Zofia se volvió con la intención de darle las gracias y despedirlo, pero quedó inmediatamente atrapada por los ojos que la miraban. Los dos se miraron largamente, incapaces de decir nada. Lucas intentó hablar, pero de su garganta no salió ningún sonido. Escrutaba en silencio las facciones de aquel rostro femenino tan turbador como desconocido. Ella, que se había quedado sin una gota de saliva en la boca, acercó una mano a la barra y buscó a tientas algo de beber. Un cruce de gestos torpes hizo volcar el vaso, que rodó por la barra de cinc, cayó al suelo y se hizo añicos. Zofia se agachó para recoger con precaución tres trozos de cristal; Lucas se inclinó con intención de ayudarla y recogió cuatro más. Cuando se incorporaron, siguieron mirándose.
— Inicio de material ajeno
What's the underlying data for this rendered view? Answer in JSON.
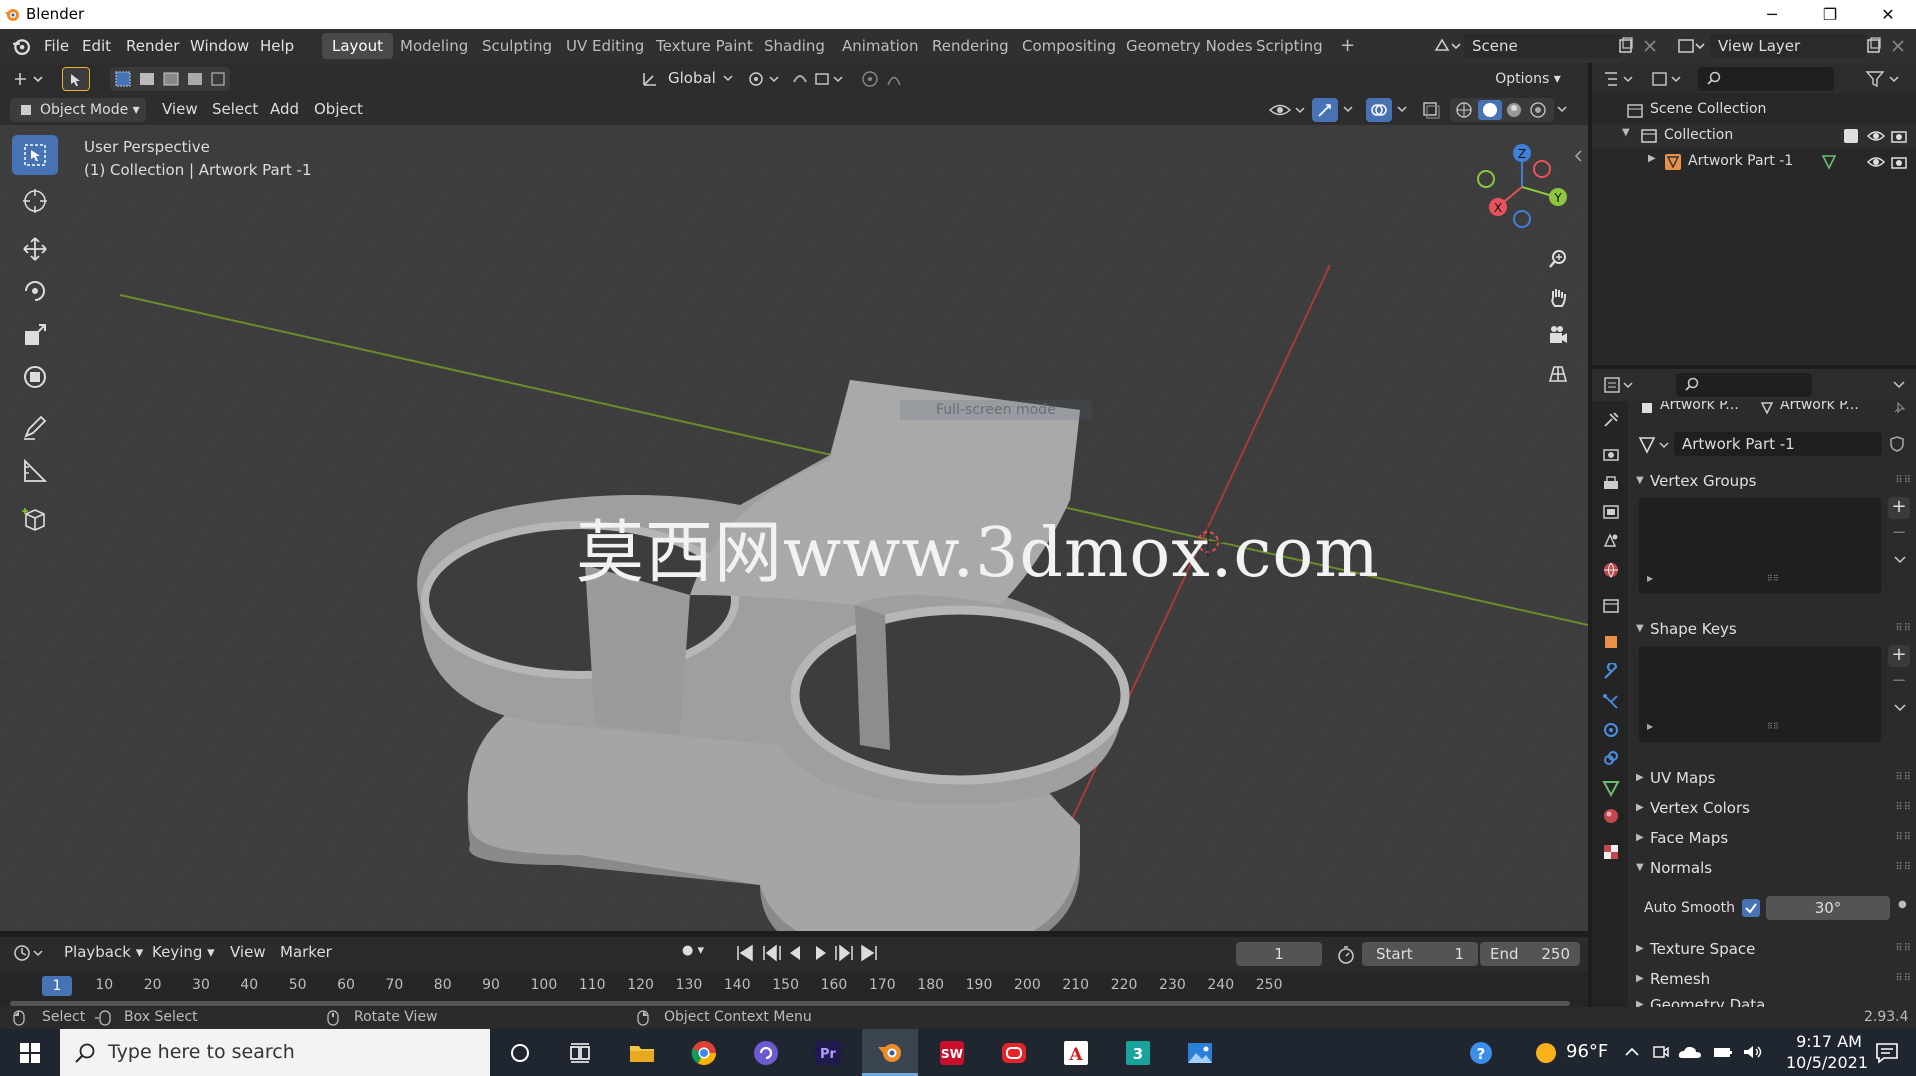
{
  "window": {
    "title": "Blender",
    "minimize": "─",
    "maximize": "❐",
    "close": "✕"
  },
  "menu": [
    "File",
    "Edit",
    "Render",
    "Window",
    "Help"
  ],
  "workspaces": [
    "Layout",
    "Modeling",
    "Sculpting",
    "UV Editing",
    "Texture Paint",
    "Shading",
    "Animation",
    "Rendering",
    "Compositing",
    "Geometry Nodes",
    "Scripting"
  ],
  "active_workspace": "Layout",
  "add_workspace": "+",
  "scene": {
    "name": "Scene"
  },
  "view_layer": {
    "name": "View Layer"
  },
  "viewport_header": {
    "transform_orientation": "Global",
    "options": "Options",
    "mode": "Object Mode",
    "menus": [
      "View",
      "Select",
      "Add",
      "Object"
    ]
  },
  "viewport": {
    "info_line1": "User Perspective",
    "info_line2": "(1) Collection | Artwork Part -1",
    "watermark": "莫西网www.3dmox.com",
    "tooltip_faded": "Full-screen mode"
  },
  "gizmo": {
    "x": "X",
    "y": "Y",
    "z": "Z"
  },
  "outliner": {
    "scene_collection": "Scene Collection",
    "collection": "Collection",
    "object": "Artwork Part -1"
  },
  "properties": {
    "breadcrumb_object": "Artwork P...",
    "breadcrumb_data": "Artwork P...",
    "mesh_name": "Artwork Part -1",
    "panels": {
      "vertex_groups": "Vertex Groups",
      "shape_keys": "Shape Keys",
      "uv_maps": "UV Maps",
      "vertex_colors": "Vertex Colors",
      "face_maps": "Face Maps",
      "normals": "Normals",
      "texture_space": "Texture Space",
      "remesh": "Remesh",
      "geometry_data": "Geometry Data"
    },
    "auto_smooth_label": "Auto Smooth",
    "auto_smooth_checked": true,
    "auto_smooth_angle": "30°"
  },
  "timeline": {
    "menus": [
      "Playback",
      "Keying",
      "View",
      "Marker"
    ],
    "current_frame": "1",
    "start_label": "Start",
    "start": "1",
    "end_label": "End",
    "end": "250",
    "ruler": [
      "1",
      "10",
      "20",
      "30",
      "40",
      "50",
      "60",
      "70",
      "80",
      "90",
      "100",
      "110",
      "120",
      "130",
      "140",
      "150",
      "160",
      "170",
      "180",
      "190",
      "200",
      "210",
      "220",
      "230",
      "240",
      "250"
    ]
  },
  "status_bar": {
    "select": "Select",
    "box_select": "Box Select",
    "rotate_view": "Rotate View",
    "context_menu": "Object Context Menu",
    "version": "2.93.4"
  },
  "taskbar": {
    "search_placeholder": "Type here to search",
    "weather": "96°F",
    "time": "9:17 AM",
    "date": "10/5/2021"
  },
  "colors": {
    "accent": "#4772b3",
    "x_axis": "#e8525c",
    "y_axis": "#8fc640",
    "z_axis": "#3f80d9"
  }
}
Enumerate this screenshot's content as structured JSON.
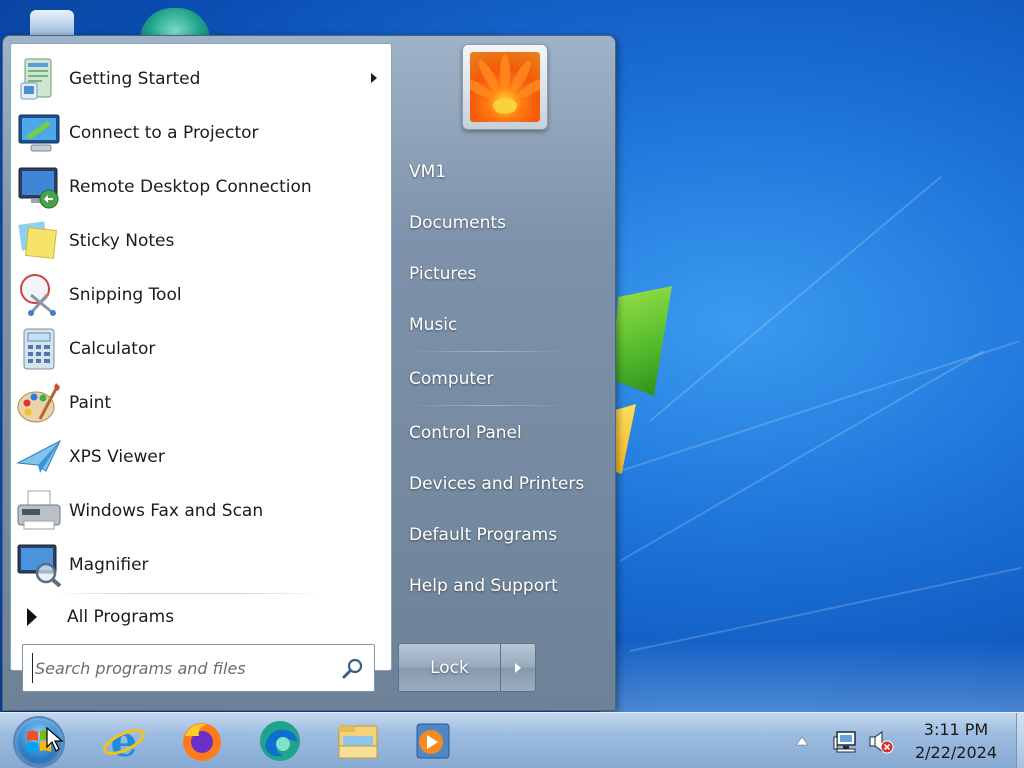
{
  "start_menu": {
    "programs": [
      {
        "label": "Getting Started",
        "icon": "getting-started-icon",
        "has_submenu": true
      },
      {
        "label": "Connect to a Projector",
        "icon": "projector-icon"
      },
      {
        "label": "Remote Desktop Connection",
        "icon": "remote-desktop-icon"
      },
      {
        "label": "Sticky Notes",
        "icon": "sticky-notes-icon"
      },
      {
        "label": "Snipping Tool",
        "icon": "snipping-tool-icon"
      },
      {
        "label": "Calculator",
        "icon": "calculator-icon"
      },
      {
        "label": "Paint",
        "icon": "paint-icon"
      },
      {
        "label": "XPS Viewer",
        "icon": "xps-viewer-icon"
      },
      {
        "label": "Windows Fax and Scan",
        "icon": "fax-scan-icon"
      },
      {
        "label": "Magnifier",
        "icon": "magnifier-icon"
      }
    ],
    "all_programs_label": "All Programs",
    "search": {
      "placeholder": "Search programs and files",
      "value": ""
    },
    "right_items": [
      {
        "label": "VM1"
      },
      {
        "label": "Documents"
      },
      {
        "label": "Pictures"
      },
      {
        "label": "Music"
      },
      {
        "label": "Computer"
      },
      {
        "label": "Control Panel"
      },
      {
        "label": "Devices and Printers"
      },
      {
        "label": "Default Programs"
      },
      {
        "label": "Help and Support"
      }
    ],
    "lock_label": "Lock"
  },
  "taskbar": {
    "apps": [
      {
        "icon": "internet-explorer-icon"
      },
      {
        "icon": "firefox-icon"
      },
      {
        "icon": "edge-icon"
      },
      {
        "icon": "windows-explorer-icon"
      },
      {
        "icon": "media-player-icon"
      }
    ],
    "tray": {
      "icons": [
        "show-hidden-icons-arrow",
        "network-icon",
        "volume-muted-icon"
      ]
    },
    "clock": {
      "time": "3:11 PM",
      "date": "2/22/2024"
    }
  },
  "colors": {
    "desktop": "#1a6fd6",
    "start_menu_right": "#7e93ab",
    "taskbar": "#9cbbe0"
  }
}
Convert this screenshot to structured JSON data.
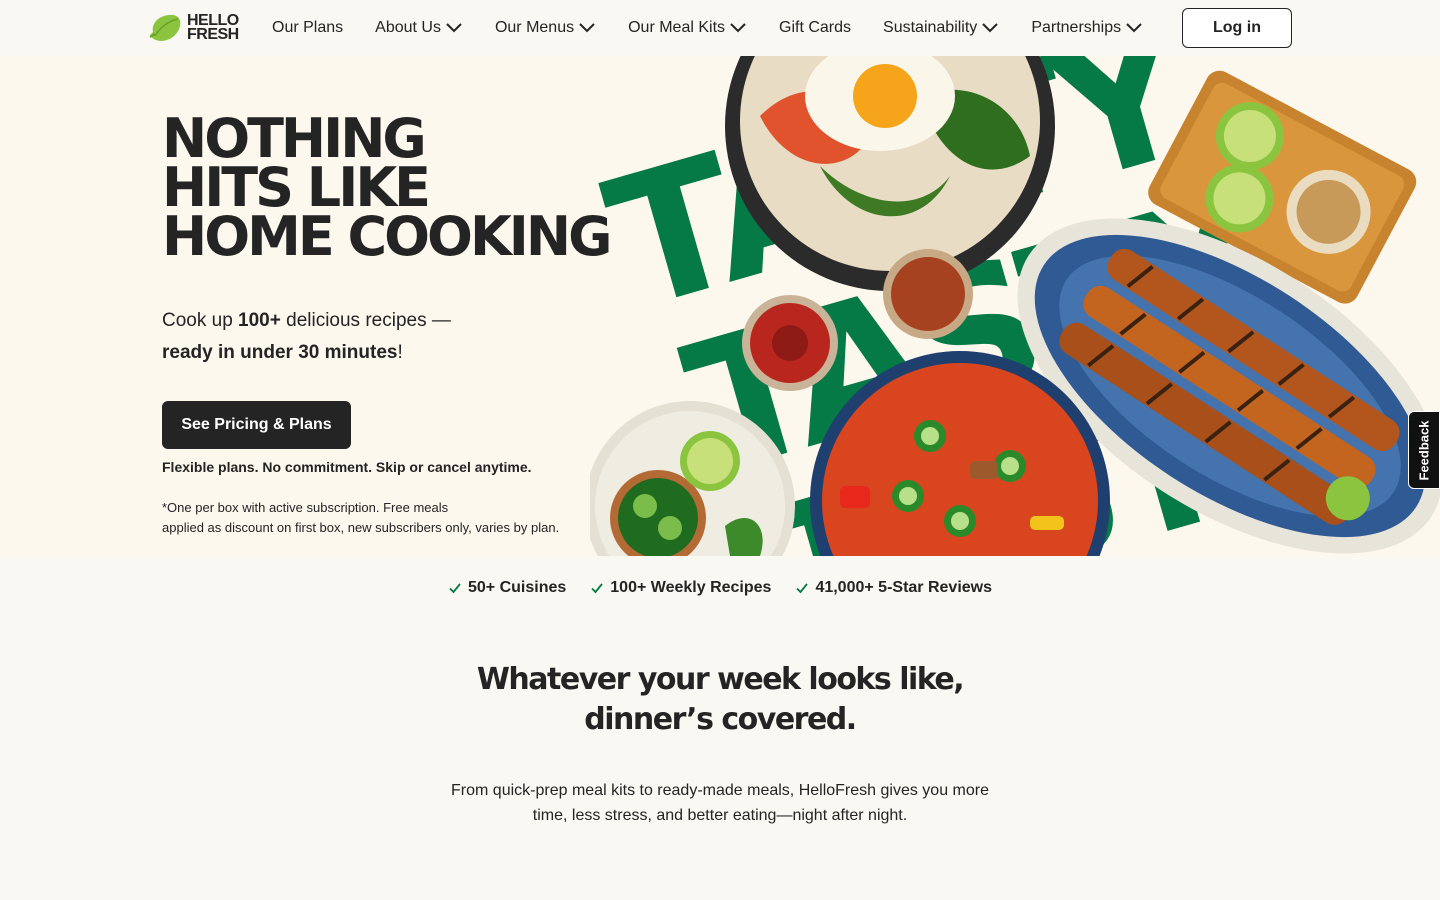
{
  "nav": {
    "logo_line1": "HELLO",
    "logo_line2": "FRESH",
    "items": [
      {
        "label": "Our Plans",
        "dropdown": false
      },
      {
        "label": "About Us",
        "dropdown": true
      },
      {
        "label": "Our Menus",
        "dropdown": true
      },
      {
        "label": "Our Meal Kits",
        "dropdown": true
      },
      {
        "label": "Gift Cards",
        "dropdown": false
      },
      {
        "label": "Sustainability",
        "dropdown": true
      },
      {
        "label": "Partnerships",
        "dropdown": true
      }
    ],
    "login_label": "Log in"
  },
  "hero": {
    "title_lines": [
      "NOTHING",
      "HITS LIKE",
      "HOME COOKING"
    ],
    "sub_1": "Cook up ",
    "sub_bold_1": "100+",
    "sub_2": " delicious recipes —",
    "sub_bold_2": "ready in under 30 minutes",
    "sub_3": "!",
    "cta_label": "See Pricing & Plans",
    "flex_note": "Flexible plans. No commitment. Skip or cancel anytime.",
    "disclaimer_line1": "*One per box with active subscription. Free meals",
    "disclaimer_line2": "applied as discount on first box, new subscribers only, varies by plan.",
    "background_word": "TASTY"
  },
  "feedback_label": "Feedback",
  "stats": [
    {
      "label": "50+ Cuisines"
    },
    {
      "label": "100+ Weekly Recipes"
    },
    {
      "label": "41,000+ 5-Star Reviews"
    }
  ],
  "week": {
    "title_line1": "Whatever your week looks like,",
    "title_line2": "dinner’s covered.",
    "description": "From quick-prep meal kits to ready-made meals, HelloFresh gives you more time, less stress, and better eating—night after night."
  },
  "colors": {
    "brand_green": "#067a46",
    "lime": "#8bc53f",
    "dark": "#242424",
    "hero_bg": "#fdf8ee",
    "page_bg": "#f9f8f2"
  }
}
Mathilde los había observado a ambos y dijo, irritada:
– ¡Voy a barrer!
– Quítate el delantal y vámonos. Es tardísimo -repuso Zofia apartando la mirada.
Saludó a Lucas con un gesto de cabeza y arrastró sin contemplaciones a su amiga hasta la calle. Al llegar al aparcamiento, apretó el paso. Después de haberle abierto la puerta a Mathilde, subió al coche, arrancó y salió como una exhalación.
– Pero ¿qué te pasa? -preguntó Mathilde, desconcertada.